Au tournant de l’histoire
par
Publication : août 1988
Mise en ligne : 15 juillet 2009
L’époque que nous sommes en train de vivre
est étrangement marquée, à peu près partout,
par de grands tournants.
Aux Etats-Unis, c’est la fin d’une domination économique, industrielle
surtout, qui durait depuis la Seconde Guerre Mondiale. L’échec
de la politique économique de R. Reagan est flagrant. L’un de
ses deux piliers reposait sur la doctrine de l’offre. Le résultat
fut si désastreux que, brûlant aujourd’hui ce qu’on adorait
hier, la pression fiscale a été augmentée de 100
milliards de dollars... L’autre pilier était la doctrine monétariste.
Autre désastre, le déficit commercial atteignait 160 milliards
de dollars l ’an dernier, le déficit budgétaire, 221 milliards
de dollars. L’endettement des Etats-Unis (2.000 milliards de dollars)
est le double de celui du tiersmonde (1) !
En France, F. Mitterrand pratiqua au début une politique opposée,
se caractérisant par une relance par la demande. Même échec,
même retournement... qui sembla inspiré par la politique
de ses adversaires...
Deux thèses économiques opposées pour susciter
une relance de l’économie. Deux échecs : c’est la pauvreté
qui a augmenté ! A l’Est, le socialisme serait remis en question
? Là aussi, on parle de retournement... Ainsi, toutes les politiques
suivies pour "en sortir", et dans le monde entier, sont en
train de s’effondrer.
***
C’est dans ce contexte de remise en cause de toutes
les doctrines "orthodoxes" que l’Europe va se former. Il n’est
donc pas étonnant, alors que toutes leurs tentatives de relance
ont échoué, que nos "décideurs" veuillent
y voir, avant tout, une bouée de sauvetage.

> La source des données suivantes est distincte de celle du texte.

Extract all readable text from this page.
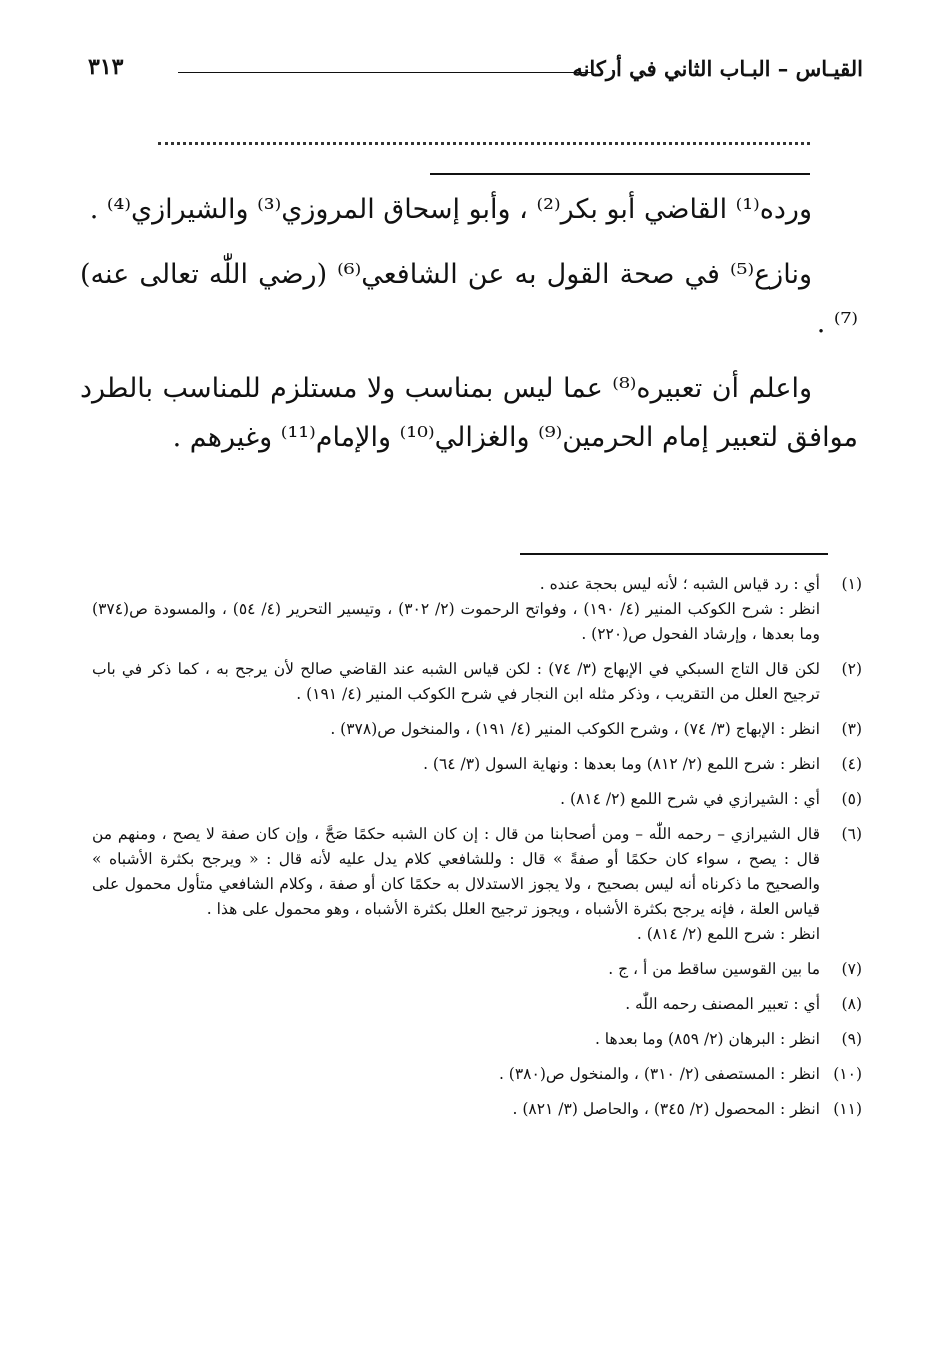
القيـاس – البـاب الثاني في أركانه
٣١٣

ورده⁽¹⁾ القاضي أبو بكر⁽²⁾ ، وأبو إسحاق المروزي⁽³⁾ والشيرازي⁽⁴⁾ .

ونازع⁽⁵⁾ في صحة القول به عن الشافعي⁽⁶⁾ (رضي اللّٰه تعالى عنه)⁽⁷⁾ .

واعلم أن تعبيره⁽⁸⁾ عما ليس بمناسب ولا مستلزم للمناسب بالطرد موافق لتعبير إمام الحرمين⁽⁹⁾ والغزالي⁽¹⁰⁾ والإمام⁽¹¹⁾ وغيرهم .

(١)
أي : رد قياس الشبه ؛ لأنه ليس بحجة عنده .
انظر : شرح الكوكب المنير (٤/ ١٩٠) ، وفواتح الرحموت (٢/ ٣٠٢) ، وتيسير التحرير (٤/ ٥٤) ، والمسودة ص(٣٧٤) وما بعدها ، وإرشاد الفحول ص(٢٢٠) .
(٢)
لكن قال التاج السبكي في الإبهاج (٣/ ٧٤) : لكن قياس الشبه عند القاضي صالح لأن يرجح به ، كما ذكر في باب ترجيح العلل من التقريب ، وذكر مثله ابن النجار في شرح الكوكب المنير (٤/ ١٩١) .
(٣)
انظر : الإبهاج (٣/ ٧٤) ، وشرح الكوكب المنير (٤/ ١٩١) ، والمنخول ص(٣٧٨) .
(٤)
انظر : شرح اللمع (٢/ ٨١٢) وما بعدها : ونهاية السول (٣/ ٦٤) .
(٥)
أي : الشيرازي في شرح اللمع (٢/ ٨١٤) .
(٦)
قال الشيرازي – رحمه اللّٰه – ومن أصحابنا من قال : إن كان الشبه حكمًا صَحَّ ، وإن كان صفة لا يصح ، ومنهم من قال : يصح ، سواء كان حكمًا أو صفةً » قال : وللشافعي كلام يدل عليه لأنه قال : « ويرجح بكثرة الأشباه » والصحيح ما ذكرناه أنه ليس بصحيح ، ولا يجوز الاستدلال به حكمًا كان أو صفة ، وكلام الشافعي متأول محمول على قياس العلة ، فإنه يرجح بكثرة الأشباه ، ويجوز ترجيح العلل بكثرة الأشباه ، وهو محمول على هذا .
انظر : شرح اللمع (٢/ ٨١٤) .
(٧)
ما بين القوسين ساقط من أ ، ج .
(٨)
أي : تعبير المصنف رحمه اللّٰه .
(٩)
انظر : البرهان (٢/ ٨٥٩) وما بعدها .
(١٠)
انظر : المستصفى (٢/ ٣١٠) ، والمنخول ص(٣٨٠) .
(١١)
انظر : المحصول (٢/ ٣٤٥) ، والحاصل (٣/ ٨٢١) .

L’Europe est ainsi
pour eux celle "des affaires". lis y voient des centaines
de millions d’acheteurs. lis oublient qu’il s’agit aussi de centaines
de millions de producteurs qui cherchent, eux aussi à vendre.
Faire communiquer des vases qui débordent, comme disait J. Duboin,
n’apporte guère de débouchés...
Puisque tout bouge, puisque tout est en question, n’est-il pas urgent
d’aller au fond des choses ?
Théorie de l’offre, théorie de la demande, deux théories
opposées mais qui reposent toutes deux sur le même postulat
qui aujourd’hui s’avère faux : l’échange. L’économie
ne peut plus, à l’heure des robots, reposer entièrement
sur l’échange. Ceux quine peuvent plus trouver à vendre
leur travail n’ont plus rien à échanger contre ce dont
ils ont besoin pour vivre. Or l’homme est désormais capable de
produire de quoi satisfaire tous ces besoins vitaux. Ce qui ne suit
pas, c’est le système de distribution du pouvoir d’achat. Le
désordre actuel, la montée catastrophique de la pauvreté,
est la manifestation de ce décalage entre progrès technique
et évolution sociale.
Or tout, dans l’économie, passe par la monnaie. Le chaos monétaire
actuel, que nous avons si souvent décrit ici parce qu’il atteint
des proportions gigantesques, parce qu’il prouve que le système
monétaire est totalement déconnecté des réalités
économiques, transformant le "marché" en un
monstrueux casino, ce chaos monétaire n’est au fond que l’expression
de ce dramatique décalage. Il n’y a donc pas d’issue possible
sans la remise en compte complète de nos habitudes monétaires.
***
L’Europe, qui tente de se former ainsi entre Est et
Ouest, entre deux blocs à bout de souffle, saura-t-elle se donner,
dans les quatre ans et demie de réflexion qui lui restent, les
bases nécessaires pour être autre chose que cette intenable
fuite en avant des pays dits développés ?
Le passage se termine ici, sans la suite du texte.